O melhor lugar do mundo

Estudo diz que Viena tem a mais alta qualidade de vida do planeta, mas outras cidades poderiam fazer parte da lista

H.D.S. Greenway, O Estado de S.Paulo

07 de junho de 2010 | 00h00

The International Herald Tribune

Nos últimos anos, Viena mudou muito. Para melhor. Recentemente, na lista da Mercer Human Resource Consulting, ela bateu Zurique como a cidade de melhor qualidade de vida do mundo. O que não é uma surpresa para os vienenses, que adoram dizer que Zurique é menor do que o maior cemitério de Viena, mas duas vezes mais chata. Mas os suíços estão com três cidades na lista da Mercer: Zurique, Genebra e Berna. A Áustria só está com uma.

A empresa de consultoria internacional parece ter uma queda por cidades de língua germânica, tendo colocado Dusseldorf, Munique e Frankfurt, ao lado de Viena e Zurique, em sua lista das "top 10". Somente três cidades de língua inglesa foram incluídas: Vancouver, Auckland e Sydney - Genebra é a única cidade francófona.

Todo o mundo tem sua lista de cidades prediletas e as condições para uma cidade ser boa de se viver estão nos olhos de cada um.
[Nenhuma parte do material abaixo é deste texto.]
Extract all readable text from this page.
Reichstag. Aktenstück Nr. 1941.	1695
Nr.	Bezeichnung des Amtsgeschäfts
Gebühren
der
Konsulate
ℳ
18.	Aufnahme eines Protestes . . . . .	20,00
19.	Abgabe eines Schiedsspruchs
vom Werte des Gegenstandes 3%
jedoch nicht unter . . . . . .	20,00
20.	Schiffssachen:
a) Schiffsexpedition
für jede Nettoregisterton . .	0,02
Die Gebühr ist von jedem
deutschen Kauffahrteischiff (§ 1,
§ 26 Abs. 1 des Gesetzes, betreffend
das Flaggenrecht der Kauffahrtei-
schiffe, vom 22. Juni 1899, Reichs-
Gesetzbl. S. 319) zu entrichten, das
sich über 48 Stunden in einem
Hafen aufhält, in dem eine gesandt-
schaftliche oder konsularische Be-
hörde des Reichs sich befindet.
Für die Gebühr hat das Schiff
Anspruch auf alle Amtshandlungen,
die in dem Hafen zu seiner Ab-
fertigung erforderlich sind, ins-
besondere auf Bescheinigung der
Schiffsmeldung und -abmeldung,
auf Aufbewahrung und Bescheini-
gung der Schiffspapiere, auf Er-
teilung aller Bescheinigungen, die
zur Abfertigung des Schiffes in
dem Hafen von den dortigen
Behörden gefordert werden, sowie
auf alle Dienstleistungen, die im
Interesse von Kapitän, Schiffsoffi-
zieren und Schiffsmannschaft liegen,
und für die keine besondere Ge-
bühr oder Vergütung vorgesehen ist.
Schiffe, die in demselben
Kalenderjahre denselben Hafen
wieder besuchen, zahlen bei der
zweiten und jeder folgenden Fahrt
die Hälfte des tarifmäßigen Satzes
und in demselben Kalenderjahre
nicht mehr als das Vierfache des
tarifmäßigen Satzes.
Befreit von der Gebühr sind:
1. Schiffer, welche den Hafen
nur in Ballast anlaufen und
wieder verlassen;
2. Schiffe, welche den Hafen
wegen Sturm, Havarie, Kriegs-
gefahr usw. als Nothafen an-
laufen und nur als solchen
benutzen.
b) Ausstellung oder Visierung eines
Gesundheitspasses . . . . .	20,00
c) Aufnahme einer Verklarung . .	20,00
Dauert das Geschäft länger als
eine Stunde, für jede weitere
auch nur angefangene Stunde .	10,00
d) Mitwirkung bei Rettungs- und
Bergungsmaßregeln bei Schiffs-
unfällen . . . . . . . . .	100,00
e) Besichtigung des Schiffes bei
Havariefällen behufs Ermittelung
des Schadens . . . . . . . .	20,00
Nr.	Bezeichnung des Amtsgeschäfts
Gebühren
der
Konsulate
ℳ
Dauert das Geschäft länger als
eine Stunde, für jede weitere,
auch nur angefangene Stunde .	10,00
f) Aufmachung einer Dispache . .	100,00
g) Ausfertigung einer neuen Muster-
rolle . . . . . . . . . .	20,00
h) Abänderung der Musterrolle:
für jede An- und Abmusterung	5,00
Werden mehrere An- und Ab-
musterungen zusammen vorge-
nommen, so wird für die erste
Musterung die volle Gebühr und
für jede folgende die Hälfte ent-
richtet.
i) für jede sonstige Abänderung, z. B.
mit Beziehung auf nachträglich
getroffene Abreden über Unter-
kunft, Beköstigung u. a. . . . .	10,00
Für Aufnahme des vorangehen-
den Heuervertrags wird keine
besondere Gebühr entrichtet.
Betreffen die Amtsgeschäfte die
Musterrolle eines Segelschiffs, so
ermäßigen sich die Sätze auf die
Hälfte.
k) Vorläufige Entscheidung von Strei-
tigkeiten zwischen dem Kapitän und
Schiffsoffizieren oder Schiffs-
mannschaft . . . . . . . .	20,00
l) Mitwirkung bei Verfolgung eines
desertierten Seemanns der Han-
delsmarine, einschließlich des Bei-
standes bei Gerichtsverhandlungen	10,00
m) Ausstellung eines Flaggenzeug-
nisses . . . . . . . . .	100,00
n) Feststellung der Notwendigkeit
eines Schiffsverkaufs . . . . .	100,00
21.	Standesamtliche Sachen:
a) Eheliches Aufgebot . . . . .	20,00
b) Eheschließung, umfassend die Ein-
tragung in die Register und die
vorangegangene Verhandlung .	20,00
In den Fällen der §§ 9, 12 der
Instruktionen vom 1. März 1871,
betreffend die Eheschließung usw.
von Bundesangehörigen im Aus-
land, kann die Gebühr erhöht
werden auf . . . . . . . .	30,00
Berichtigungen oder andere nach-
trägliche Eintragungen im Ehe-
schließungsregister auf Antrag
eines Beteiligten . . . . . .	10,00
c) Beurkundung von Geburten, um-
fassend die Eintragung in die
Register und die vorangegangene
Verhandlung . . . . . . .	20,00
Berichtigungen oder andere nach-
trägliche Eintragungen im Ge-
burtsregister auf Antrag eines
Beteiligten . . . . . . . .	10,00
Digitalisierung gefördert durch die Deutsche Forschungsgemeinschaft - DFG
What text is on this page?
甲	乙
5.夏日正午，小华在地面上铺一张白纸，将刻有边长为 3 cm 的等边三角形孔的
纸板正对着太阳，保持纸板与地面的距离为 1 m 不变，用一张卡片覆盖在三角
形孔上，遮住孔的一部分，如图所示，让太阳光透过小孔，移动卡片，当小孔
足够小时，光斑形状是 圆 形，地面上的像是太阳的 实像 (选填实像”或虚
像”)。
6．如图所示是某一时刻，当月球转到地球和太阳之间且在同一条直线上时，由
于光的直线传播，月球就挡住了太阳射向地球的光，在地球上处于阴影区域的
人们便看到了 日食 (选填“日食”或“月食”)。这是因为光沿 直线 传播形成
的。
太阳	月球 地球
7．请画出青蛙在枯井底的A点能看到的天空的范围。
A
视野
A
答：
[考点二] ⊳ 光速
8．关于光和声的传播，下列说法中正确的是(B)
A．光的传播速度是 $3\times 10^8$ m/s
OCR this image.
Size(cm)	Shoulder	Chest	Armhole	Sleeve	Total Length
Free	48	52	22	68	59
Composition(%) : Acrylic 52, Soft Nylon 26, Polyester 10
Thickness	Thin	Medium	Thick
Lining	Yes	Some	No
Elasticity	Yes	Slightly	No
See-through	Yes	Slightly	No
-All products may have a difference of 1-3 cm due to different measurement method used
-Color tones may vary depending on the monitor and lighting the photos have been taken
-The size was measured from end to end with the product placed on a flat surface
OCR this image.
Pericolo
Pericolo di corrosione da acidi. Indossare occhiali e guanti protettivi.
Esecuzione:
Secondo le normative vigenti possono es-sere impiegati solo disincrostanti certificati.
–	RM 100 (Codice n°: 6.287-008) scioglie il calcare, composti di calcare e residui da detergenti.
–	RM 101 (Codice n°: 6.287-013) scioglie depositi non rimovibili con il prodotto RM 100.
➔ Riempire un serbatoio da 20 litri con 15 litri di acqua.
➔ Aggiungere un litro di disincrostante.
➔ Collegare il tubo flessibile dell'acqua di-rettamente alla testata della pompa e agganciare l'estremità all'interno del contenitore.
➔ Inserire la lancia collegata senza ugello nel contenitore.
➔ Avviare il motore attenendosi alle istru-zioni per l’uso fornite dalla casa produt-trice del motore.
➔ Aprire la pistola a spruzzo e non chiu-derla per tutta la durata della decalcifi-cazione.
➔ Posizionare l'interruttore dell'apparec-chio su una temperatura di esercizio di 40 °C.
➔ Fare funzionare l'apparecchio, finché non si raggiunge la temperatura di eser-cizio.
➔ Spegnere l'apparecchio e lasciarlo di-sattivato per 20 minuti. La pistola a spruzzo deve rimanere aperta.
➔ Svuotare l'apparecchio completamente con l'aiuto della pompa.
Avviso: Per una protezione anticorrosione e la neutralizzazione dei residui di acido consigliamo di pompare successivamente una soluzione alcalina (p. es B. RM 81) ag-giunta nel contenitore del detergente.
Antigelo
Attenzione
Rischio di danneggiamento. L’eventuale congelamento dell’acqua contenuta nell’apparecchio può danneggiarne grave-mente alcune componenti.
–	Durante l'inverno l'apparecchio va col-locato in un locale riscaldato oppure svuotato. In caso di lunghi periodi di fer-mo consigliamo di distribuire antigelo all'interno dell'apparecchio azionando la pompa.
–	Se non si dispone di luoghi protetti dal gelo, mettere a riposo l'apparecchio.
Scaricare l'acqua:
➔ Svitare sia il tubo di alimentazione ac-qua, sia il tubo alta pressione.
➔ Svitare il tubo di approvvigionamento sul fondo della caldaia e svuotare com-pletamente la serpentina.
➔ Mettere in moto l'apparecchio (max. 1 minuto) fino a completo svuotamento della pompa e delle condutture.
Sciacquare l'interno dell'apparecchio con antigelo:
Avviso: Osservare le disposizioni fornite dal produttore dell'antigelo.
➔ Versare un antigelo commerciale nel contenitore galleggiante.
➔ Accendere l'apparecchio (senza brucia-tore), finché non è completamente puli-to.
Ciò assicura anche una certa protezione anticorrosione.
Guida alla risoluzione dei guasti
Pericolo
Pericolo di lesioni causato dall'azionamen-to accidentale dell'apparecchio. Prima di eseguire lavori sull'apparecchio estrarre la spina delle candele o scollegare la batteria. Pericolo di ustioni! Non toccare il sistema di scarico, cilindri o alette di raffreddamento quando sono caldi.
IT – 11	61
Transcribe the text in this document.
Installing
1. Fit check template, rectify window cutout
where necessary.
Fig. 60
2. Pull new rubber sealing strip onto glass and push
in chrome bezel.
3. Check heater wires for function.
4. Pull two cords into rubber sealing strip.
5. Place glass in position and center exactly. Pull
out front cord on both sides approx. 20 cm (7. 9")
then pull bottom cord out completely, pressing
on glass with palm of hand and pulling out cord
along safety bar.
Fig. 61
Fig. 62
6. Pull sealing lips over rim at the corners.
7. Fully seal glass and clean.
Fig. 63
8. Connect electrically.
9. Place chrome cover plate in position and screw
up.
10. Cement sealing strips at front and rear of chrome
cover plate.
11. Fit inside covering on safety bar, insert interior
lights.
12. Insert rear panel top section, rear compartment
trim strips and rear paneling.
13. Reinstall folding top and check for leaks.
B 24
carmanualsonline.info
A Economist Intelligence Unit (braço de pesquisa da revista The Economist) escolheu Vancouver como a cidade com melhor qualidade de vida, com Viena em segundo lugar. mas a lista claramente relacionou seu conceito de qualidade de vida à língua falada: o inglês.

Viena e Helsinque são as duas únicas exceções na lista da The Economist. As demais são Melbourne, Toronto, Calgary, Sydney, Perth, Adelaide e Auckland. A revista também deu preferência para cidades do velho Império Britânico, Canadá, Austrália e Nova Zelândia, talvez por causa da qualidade dos seus sistemas de educação e saúde.

Mas nenhuma cidade da Ásia, África, América do Sul ou dos EUA consta do Top 10 de ambas as pesquisas. E nenhuma cidade da Grã-Bretanha foi inserida. Assistência médica e educação são importantes, é claro, mas, salvo no caso de Viena, nem a Mercer nem a The Economist parecem ter dado ênfase à cultura. Por mais bonita que Calgary seja, não se vive ali por causa de suas óperas ou galerias de arte.

Ar limpo é importante, o que automaticamente deixaria de fora Xangai e Hong-Kong, duas das mais vibrantes e poluídas cidades do mundo. O crime tem de ser levado em contra, o que colocaria de fora Cidade do Cabo e Rio de Janeiro. Em ambas as listas, todas as cidades escolhidas são democracias decididamente liberais e estáveis, o que as diferenciam muito do mundo em desenvolvimento.

Os americanos adoram Londres, centro financeiro que tem uma intensa vida cultural. Mas você precisa de muito dinheiro para viver na capital britânica. Mas, segundo Oscar Wilde, quando todos os bons americanos morrem, eles vão para Paris. Se você é um artista pobre, Berlim pode ser o lugar ideal, com seu entusiasmo criativo e moradia barata. Se preferir o Mediterrâneo, Barcelona pode ser uma boa escolha. Istambul, pelo romantismo, Salzburgo pelo charme, Cingapura pelo aspecto prático, e San Francisco pelo cenário e ambiente, fariam parte da minha lista. E, com certeza, nela haverá lugar para as encantadoras cidades italianas.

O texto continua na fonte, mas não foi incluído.